Lamine Yamal préservé pour l’entrée en lice de l’Espagne face au Cap-Vert
Le jeune prodige espagnol, remis d’une blessure, débutera sur le banc face au Cap-Vert, modeste nation africaine qui fait ses débuts en Coupe du monde, lundi à Atlanta.
L’annonce de Luis de la Fuente a dissipé les incertitudes : Lamine Yamal, la pépite de 18 ans du FC Barcelone, est apte mais ne sera pas titulaire pour l’entrée en lice de la Roja contre le Cap-Vert, lundi 15 juin à Atlanta. Cette décision, relayée par les médias espagnols, français et indonésiens, répond à une logique de prudence après une blessure aux ischio-jambiers contractée en avril. Le sélectionneur a confirmé que le joueur pourrait entrer en cours de match, mais qu’il ne voulait pas prendre de risque inutile face à un adversaire largement à la portée des champions d’Europe en titre.

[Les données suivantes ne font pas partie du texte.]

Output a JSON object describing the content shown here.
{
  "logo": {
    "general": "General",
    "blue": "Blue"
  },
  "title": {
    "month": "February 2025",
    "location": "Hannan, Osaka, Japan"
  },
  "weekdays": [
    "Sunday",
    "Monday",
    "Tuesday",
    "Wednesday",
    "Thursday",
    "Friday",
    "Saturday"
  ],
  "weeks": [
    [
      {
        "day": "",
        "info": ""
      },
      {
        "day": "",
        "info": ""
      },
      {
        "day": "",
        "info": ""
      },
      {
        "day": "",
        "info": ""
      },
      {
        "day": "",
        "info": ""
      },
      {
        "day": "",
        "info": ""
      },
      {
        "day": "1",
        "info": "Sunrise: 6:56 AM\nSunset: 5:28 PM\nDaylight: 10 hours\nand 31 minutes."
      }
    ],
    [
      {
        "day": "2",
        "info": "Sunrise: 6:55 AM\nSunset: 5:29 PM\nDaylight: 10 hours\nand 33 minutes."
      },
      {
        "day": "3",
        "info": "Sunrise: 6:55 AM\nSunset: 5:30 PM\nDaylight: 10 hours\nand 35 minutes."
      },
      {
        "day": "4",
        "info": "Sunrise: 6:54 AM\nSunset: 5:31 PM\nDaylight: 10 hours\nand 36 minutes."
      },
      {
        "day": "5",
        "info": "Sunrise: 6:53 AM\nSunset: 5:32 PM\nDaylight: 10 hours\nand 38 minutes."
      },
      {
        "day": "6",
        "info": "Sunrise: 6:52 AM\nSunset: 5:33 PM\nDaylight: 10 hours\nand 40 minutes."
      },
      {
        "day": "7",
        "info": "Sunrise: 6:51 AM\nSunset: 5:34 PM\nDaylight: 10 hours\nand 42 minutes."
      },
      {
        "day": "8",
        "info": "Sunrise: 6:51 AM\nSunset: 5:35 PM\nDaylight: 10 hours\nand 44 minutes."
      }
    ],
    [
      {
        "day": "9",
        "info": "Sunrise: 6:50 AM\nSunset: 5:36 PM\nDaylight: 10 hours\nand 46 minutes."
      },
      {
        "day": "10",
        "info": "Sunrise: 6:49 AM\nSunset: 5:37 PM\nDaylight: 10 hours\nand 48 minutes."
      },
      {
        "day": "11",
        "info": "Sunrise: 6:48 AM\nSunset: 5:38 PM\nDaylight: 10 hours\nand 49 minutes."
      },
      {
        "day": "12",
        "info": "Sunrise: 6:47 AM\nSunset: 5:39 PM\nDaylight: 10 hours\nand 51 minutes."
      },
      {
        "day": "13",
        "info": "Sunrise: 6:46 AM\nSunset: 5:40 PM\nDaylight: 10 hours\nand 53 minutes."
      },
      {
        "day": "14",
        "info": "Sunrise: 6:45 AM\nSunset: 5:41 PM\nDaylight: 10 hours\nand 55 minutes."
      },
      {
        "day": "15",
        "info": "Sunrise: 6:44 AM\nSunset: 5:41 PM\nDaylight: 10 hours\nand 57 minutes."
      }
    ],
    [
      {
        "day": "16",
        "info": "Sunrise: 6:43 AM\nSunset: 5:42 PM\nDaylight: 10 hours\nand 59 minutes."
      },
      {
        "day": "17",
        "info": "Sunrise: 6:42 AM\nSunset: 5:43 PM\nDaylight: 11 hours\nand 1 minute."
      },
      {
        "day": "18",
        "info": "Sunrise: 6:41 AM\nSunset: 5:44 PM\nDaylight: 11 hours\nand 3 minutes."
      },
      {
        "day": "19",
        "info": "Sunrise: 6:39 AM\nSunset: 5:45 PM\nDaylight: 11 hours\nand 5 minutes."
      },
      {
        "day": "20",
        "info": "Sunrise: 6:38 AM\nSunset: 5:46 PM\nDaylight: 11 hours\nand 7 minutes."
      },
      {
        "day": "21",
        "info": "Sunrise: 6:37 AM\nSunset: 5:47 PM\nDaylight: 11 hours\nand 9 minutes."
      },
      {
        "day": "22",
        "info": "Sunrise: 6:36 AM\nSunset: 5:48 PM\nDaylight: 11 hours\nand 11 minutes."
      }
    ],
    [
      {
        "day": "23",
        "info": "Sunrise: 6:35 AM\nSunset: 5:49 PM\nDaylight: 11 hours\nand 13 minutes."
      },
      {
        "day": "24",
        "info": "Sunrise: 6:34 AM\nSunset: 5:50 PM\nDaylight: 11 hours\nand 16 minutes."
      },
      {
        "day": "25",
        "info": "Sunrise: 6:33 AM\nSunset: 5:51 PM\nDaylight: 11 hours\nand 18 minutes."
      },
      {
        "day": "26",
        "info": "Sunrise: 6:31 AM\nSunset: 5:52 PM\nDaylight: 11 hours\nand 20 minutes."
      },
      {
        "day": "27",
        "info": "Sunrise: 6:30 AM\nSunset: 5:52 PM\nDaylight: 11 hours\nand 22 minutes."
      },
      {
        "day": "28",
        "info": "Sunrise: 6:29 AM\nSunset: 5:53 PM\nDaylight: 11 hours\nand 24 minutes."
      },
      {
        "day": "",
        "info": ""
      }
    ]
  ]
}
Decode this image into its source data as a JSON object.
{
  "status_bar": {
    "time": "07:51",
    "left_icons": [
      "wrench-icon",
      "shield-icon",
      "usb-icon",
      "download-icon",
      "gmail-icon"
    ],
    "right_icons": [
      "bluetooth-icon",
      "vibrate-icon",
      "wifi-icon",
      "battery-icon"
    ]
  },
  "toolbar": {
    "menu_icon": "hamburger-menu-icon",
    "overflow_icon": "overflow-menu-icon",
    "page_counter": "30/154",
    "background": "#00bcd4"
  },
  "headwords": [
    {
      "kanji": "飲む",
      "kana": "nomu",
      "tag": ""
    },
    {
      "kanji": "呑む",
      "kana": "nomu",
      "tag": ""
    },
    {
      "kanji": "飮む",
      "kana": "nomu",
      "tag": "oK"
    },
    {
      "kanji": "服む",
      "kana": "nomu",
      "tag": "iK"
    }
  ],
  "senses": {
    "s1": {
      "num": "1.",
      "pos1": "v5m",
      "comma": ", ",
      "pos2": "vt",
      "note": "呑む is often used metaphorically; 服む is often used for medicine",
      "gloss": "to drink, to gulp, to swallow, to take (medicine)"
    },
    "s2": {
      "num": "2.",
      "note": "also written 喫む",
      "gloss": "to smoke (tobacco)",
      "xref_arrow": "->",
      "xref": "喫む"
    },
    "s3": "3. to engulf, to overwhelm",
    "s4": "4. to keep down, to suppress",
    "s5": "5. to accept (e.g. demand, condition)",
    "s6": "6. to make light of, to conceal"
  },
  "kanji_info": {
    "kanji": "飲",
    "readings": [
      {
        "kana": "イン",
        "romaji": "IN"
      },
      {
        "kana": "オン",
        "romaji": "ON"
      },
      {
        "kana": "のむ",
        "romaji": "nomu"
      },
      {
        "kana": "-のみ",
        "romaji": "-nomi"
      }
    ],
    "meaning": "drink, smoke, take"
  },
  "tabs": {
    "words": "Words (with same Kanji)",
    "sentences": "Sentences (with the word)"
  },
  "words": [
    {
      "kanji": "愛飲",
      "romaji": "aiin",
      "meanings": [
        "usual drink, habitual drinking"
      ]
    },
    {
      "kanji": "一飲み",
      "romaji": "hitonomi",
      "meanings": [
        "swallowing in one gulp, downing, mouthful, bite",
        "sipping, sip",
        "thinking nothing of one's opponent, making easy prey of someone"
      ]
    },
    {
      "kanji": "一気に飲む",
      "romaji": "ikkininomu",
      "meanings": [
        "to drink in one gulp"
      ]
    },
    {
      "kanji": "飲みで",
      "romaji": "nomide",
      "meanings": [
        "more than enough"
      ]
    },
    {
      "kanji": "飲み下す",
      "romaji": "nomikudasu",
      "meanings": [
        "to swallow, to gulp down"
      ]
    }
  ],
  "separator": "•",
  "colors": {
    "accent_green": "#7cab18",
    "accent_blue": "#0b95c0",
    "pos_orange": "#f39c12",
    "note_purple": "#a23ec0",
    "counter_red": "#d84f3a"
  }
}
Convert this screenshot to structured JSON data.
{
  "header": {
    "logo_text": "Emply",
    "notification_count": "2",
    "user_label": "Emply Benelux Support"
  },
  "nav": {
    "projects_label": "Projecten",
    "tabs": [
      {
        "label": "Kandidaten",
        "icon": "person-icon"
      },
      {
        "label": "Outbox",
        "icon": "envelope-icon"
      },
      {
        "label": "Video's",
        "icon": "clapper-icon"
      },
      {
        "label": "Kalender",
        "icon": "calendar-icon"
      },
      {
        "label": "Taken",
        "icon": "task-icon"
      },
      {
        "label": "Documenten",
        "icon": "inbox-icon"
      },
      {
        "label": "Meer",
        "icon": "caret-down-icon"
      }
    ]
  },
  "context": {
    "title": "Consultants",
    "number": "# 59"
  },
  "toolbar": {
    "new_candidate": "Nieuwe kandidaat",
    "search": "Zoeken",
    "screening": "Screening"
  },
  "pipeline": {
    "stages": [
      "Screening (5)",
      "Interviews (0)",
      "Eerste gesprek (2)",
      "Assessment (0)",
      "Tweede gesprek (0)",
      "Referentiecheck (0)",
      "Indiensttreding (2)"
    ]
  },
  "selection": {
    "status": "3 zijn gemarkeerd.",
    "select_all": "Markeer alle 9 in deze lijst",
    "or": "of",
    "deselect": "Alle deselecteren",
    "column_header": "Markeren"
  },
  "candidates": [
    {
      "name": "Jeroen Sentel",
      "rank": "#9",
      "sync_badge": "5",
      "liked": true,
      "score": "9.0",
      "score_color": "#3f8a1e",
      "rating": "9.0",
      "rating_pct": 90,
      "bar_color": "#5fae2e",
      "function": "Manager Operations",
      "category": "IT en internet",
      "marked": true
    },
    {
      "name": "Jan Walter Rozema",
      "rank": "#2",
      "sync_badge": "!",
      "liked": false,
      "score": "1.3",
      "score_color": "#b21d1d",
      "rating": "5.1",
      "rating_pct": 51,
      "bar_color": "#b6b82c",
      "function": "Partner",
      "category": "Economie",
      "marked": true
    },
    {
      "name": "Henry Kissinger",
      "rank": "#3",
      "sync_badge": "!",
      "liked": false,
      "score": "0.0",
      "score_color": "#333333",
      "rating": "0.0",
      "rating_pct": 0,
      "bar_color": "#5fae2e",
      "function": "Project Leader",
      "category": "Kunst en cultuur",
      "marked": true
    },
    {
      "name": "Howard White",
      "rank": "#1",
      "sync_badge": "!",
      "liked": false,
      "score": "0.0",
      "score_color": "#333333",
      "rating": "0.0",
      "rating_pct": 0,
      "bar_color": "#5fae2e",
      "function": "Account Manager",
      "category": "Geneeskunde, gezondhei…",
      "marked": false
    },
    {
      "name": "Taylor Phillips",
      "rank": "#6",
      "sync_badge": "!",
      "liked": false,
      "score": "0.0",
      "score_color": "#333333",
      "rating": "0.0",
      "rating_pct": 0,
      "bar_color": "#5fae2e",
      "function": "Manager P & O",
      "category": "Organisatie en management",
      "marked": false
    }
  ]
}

Le match ouvre le Groupe H de cette Coupe du monde 2026 organisée pour la première fois en Amérique du Nord depuis 1994. L’Espagne, forte d’une génération dorée (Pedri, Rodri, Yamal) et invaincue depuis trente rencontres, affronte une nation insulaire d’Afrique de l’Ouest qui vit sa première expérience au plus haut niveau. Le déséquilibre est saisissant : la valeur de l’effectif cap-verdien est estimée à 30 millions de dollars, une fraction de celui de la Roja. Pourtant, comme le soulignent des analyses en Asie du Sud-Est, les « Requins bleus » abordent ce rendez-vous historique avec une confiance nourrie par la présence de joueurs évoluant en Europe.
La presse européenne, du Figaro à El Espectador, insiste sur la gestion mesurée de ce talent précoce, déjà comparé à Lionel Messi. Dans les médias indonésiens et indiens, on note que l’absence de Yamal au coup d’envoi ne devrait guère compromettre une victoire espagnole attendue, tant l’écart de niveau est abyssal. Les commentateurs africains, quant à eux, voient dans cette confrontation un symbole de l’élargissement du Mondial à 48 équipes, qui offre une scène inédite à des pays comme le Cap-Vert, et rappellent que les surprises ne sont pas rares en phase de groupes.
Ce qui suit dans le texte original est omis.